When Muslims, Christians, and Jews read the great narratives of the Old Testament, and witness the greatness of God in the lives of people, and the places wherein He unveiled His glory, like Jerusalem and Bethlehem, is there really a reason to squabble over who has the right to call a location their own? Do not all three Abrahamic faiths accept the authority of the Old Testament? If so, why spill blood on the very places where God unveiled truth to us? Is there not a peaceful solution?

Yet God’s promise land is more than just a sacred space, or some piece of real estate. God is the God of the universe, and there is no place that He does not own. God even gives to us something even greater than a sacred place.

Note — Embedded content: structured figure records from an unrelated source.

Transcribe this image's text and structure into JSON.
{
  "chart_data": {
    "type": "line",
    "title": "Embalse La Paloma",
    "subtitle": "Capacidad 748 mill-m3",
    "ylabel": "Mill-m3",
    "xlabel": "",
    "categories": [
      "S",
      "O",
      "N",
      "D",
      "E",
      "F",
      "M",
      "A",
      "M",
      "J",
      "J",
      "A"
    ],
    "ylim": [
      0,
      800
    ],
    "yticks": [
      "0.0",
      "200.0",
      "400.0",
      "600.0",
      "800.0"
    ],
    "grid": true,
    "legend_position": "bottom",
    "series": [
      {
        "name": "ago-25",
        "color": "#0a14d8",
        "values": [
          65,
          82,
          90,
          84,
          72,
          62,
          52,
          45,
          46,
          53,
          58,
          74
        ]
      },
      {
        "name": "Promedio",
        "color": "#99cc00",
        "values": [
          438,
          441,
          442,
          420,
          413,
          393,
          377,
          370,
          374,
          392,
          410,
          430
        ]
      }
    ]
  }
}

When a Samaritan woman inquired on where Yahweh’s place of worship was located—Gerizim or Jerusalem—to her Jesus Christ responded,

Woman, believe Me, an hour is coming when neither in this mountain nor in Jerusalem will you worship the Father. You worship what you do not know; we worship what we know, for salvation is from the Jews. But an hour is coming, and now is, when the true worshipers will worship the Father in spirit and truth; for such people the Father seeks to be His worshipers. God is spirit, and those who worship Him must worship in spirit and truth (John 4:21-24, NASB).
The center of worship isn’t a location; instead, it is the people who seek to worship Him in a spiritually true way. The worship God wants is not just to preserve a sacred space piece of real estate; instead, God wants us to come before Him, to give Him all the glory due to His Name.

God created the universe, and the universe gives testimony to the glory of God. Moreover, God creates man, both male and female, in His own image. They were made to be God's people, and God desired to be there God. The problem is, as many are already familiar, the first man Adam sinned and fell from glory. When God revealed Himself to Abraham, He made a covenant with the patriarch that involved so much more than a piece of property that could be labeled sacred space, He began a plan of redemption, which would culminate in Paradise lost becoming Paradise restored.

Of course, but who of us as fallen sinful people, who are but dust before the infinitely holy and infinitely just one true God, how can we even fathom to approach such majesty? If there there is a way of repentance, wherein the penitent sinner can fall upon his face before God, and the Lord in turn shall offer mercy, what joy would that be? Just maybe, there is something to this Christian idea that God has entered into time and space, incarnated as the person of Jesus Christ, so that He would make for Himself a sacrifice to make atonement for sin? It just may be that this God is building a temple, not with stones, but with spiritual regenerated people?